Ich schlage das Märchenbuch auf und puste etwas Staub heraus. Das Lama beobachtet mich neugierig.
"Ich weiß, es kann nur eines geben", versuche ich alle Diskussion gleich im Keim zu ersticken, "aber hör es Dir erst mal an:
Es war einmal eine Lamazauberin, die hatte drei Lamasöhne, die sich brüderlich liebten; aber die Alte traute ihnen nicht und dachte, sie wollten ihr ihre Macht rauben.
Da verwandelte sie das älteste Lama in einen Adler, der musste auf einem Felsengebirge hausen, und man sah ihn manchmal am Himmel in großen Kreisen auf und nieder schweben. Das zweite verwandelte sie in einen Walfisch, der lebte im tiefen Meer, und man sah nur, wie er zuweilen einen mächtigen Wasserstrahl in die Höhe warf. Beide hatten nur zwei Stunden jeden Tag ihre lamaartige Gestalt.
Das dritte Lama, da es fürchtete, sie möchte es auch in ein reißendes Tier verwandeln, in einen Bären oder einen Wolf, so ging es heimlich fort.
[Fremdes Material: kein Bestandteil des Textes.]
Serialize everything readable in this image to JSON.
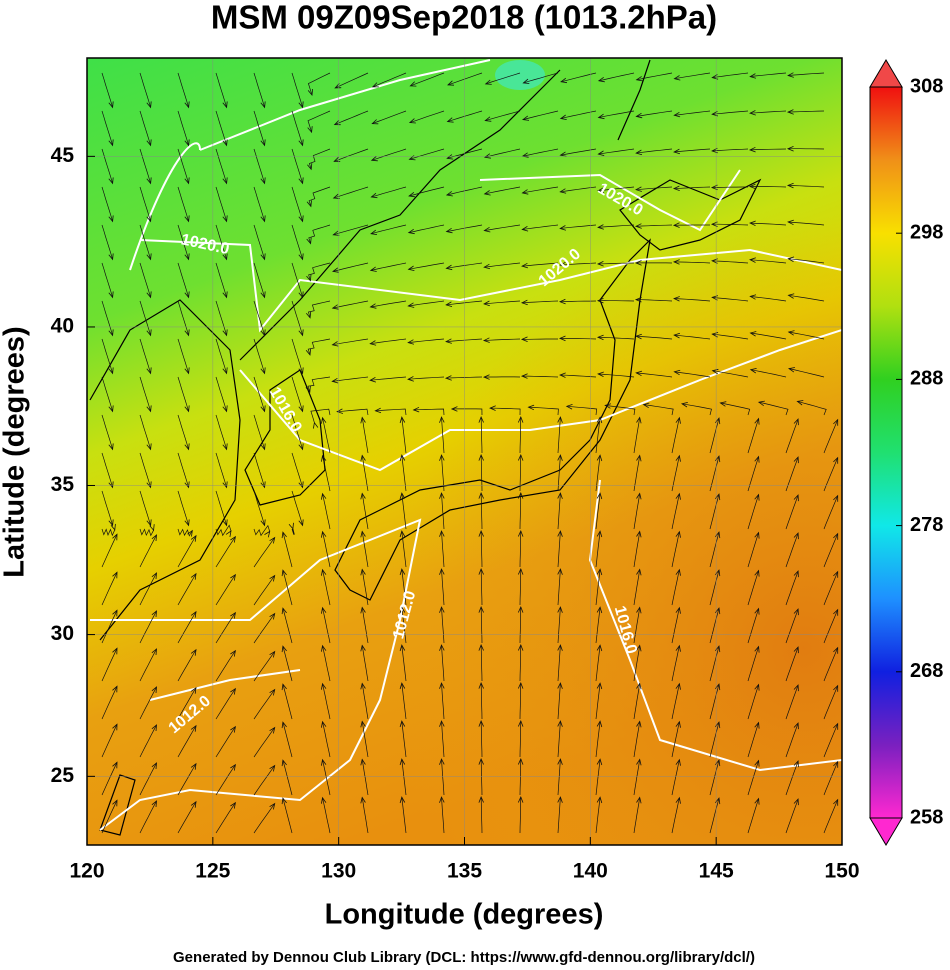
{
  "title": "MSM 09Z09Sep2018 (1013.2hPa)",
  "x_axis": {
    "label": "Longitude (degrees)",
    "lim": [
      120,
      150
    ],
    "ticks": [
      120,
      125,
      130,
      135,
      140,
      145,
      150
    ]
  },
  "y_axis": {
    "label": "Latitude  (degrees)",
    "lim": [
      22.5,
      47.7
    ],
    "ticks": [
      25,
      30,
      35,
      40,
      45
    ]
  },
  "colorbar": {
    "lim": [
      258,
      308
    ],
    "ticks": [
      258,
      268,
      278,
      288,
      298,
      308
    ]
  },
  "contour_labels": [
    "1020.0",
    "1020.0",
    "1020.0",
    "1016.0",
    "1016.0",
    "1012.0",
    "1012.0"
  ],
  "footer": "Generated by Dennou Club Library (DCL: https://www.gfd-dennou.org/library/dcl/)"
}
Es hatte aber gehört, dass auf dem Schloss der goldenen Sonne eine von einem Zauberer verwünschte Königslamatochter säße, die auf Erlösung harrte; es müsste aber jeder sein Leben daran wagen, schon dreiundzwanzig Lamas wären eines jämmerlichen Todes gestorben und nur eines noch übrig, dann dürfte keines mehr kommen. Und da sein Herz ohne Furcht war, so fasste es den Entschluss, das Schloss von der goldenen Sonne aufzusuchen.
Es war schon lange Zeit herumgezogen und hatte es nicht finden können; da geriet es in einen großen Wald und wusste nicht, wo der Ausgang war.
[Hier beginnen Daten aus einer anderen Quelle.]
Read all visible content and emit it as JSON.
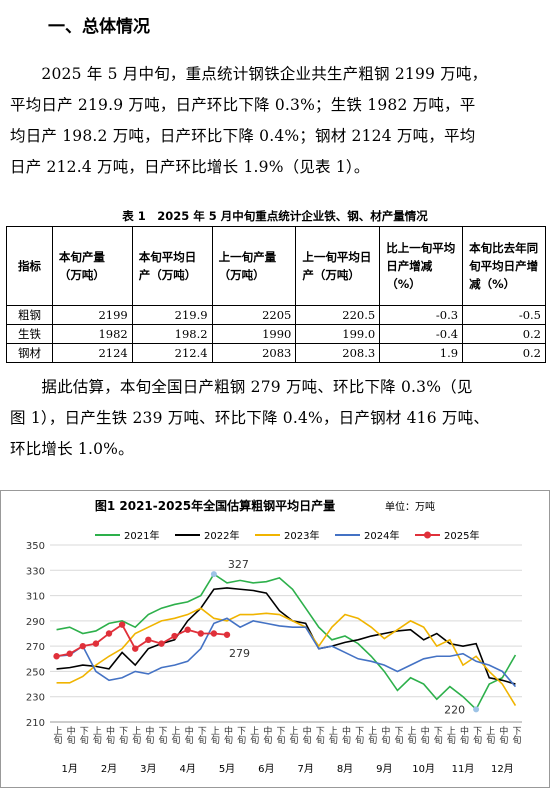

Auf einmal erblickte es in der Ferne zwei Riesen, die winkten ihm mit der Hand, und als es zu ihnen kam, sprachen sie:
'Wir streiten um einen Hut, wem er zugehören soll, und da wir beide gleich stark sind, so kann keiner den anderen überwältigen. Die kleinen Lamas sind klüger als wir, daher wollen wir Dir die Entscheidung überlassen.'
'Wie könnt ihr euch um einen alten Hut streiten?' sagte das Lama.
'Du weißt nicht, was er für Eigenschaften hat! Es ist ein Wunschhut, wer ihn aufsetzt, der kann sich hinwünschen, wohin er will, und im Augenblick ist er dort.'
'Gebt mir den Hut', sagte das Lama, 'ich will ein Stück Weges gehen, und wenn ich euch dann rufe, so lauft um die Wette, und wer am ersten bei mir ist, dem soll er gehören.'
Es setzte den Hut auf und ging fort, dachte aber an die Königslamatochter, vergaß die Riesen und ging immer weiter.
Einmal seufzte es aus Herzensgrund und rief: 'Ach, wäre ich doch auf dem Schloss der goldenen Sonne!' Und kaum waren die Worte über seine Lippen, so stand es auf einem hohen Berg vor dem Tor des Schlosses."
"Ui! Ui! Ui!" sagt das Lama. "Das ist ja mal spannend! Werden die Riesen das Lama verfolgen und den Hut zurückhaben wollen? Bekommt es ordentlich auf die Fresse? Und was ist mit der Königslamatochter?"
Es wippt aufgeregt auf dem Sofa vor und zurück.
"Hast Du schon mal gehört", frage ich, "dass man aufhören soll, wenn es am schönsten ist? Oder am spannendsten?"
"Das ist jetzt nicht Dein Ernst, Alter!"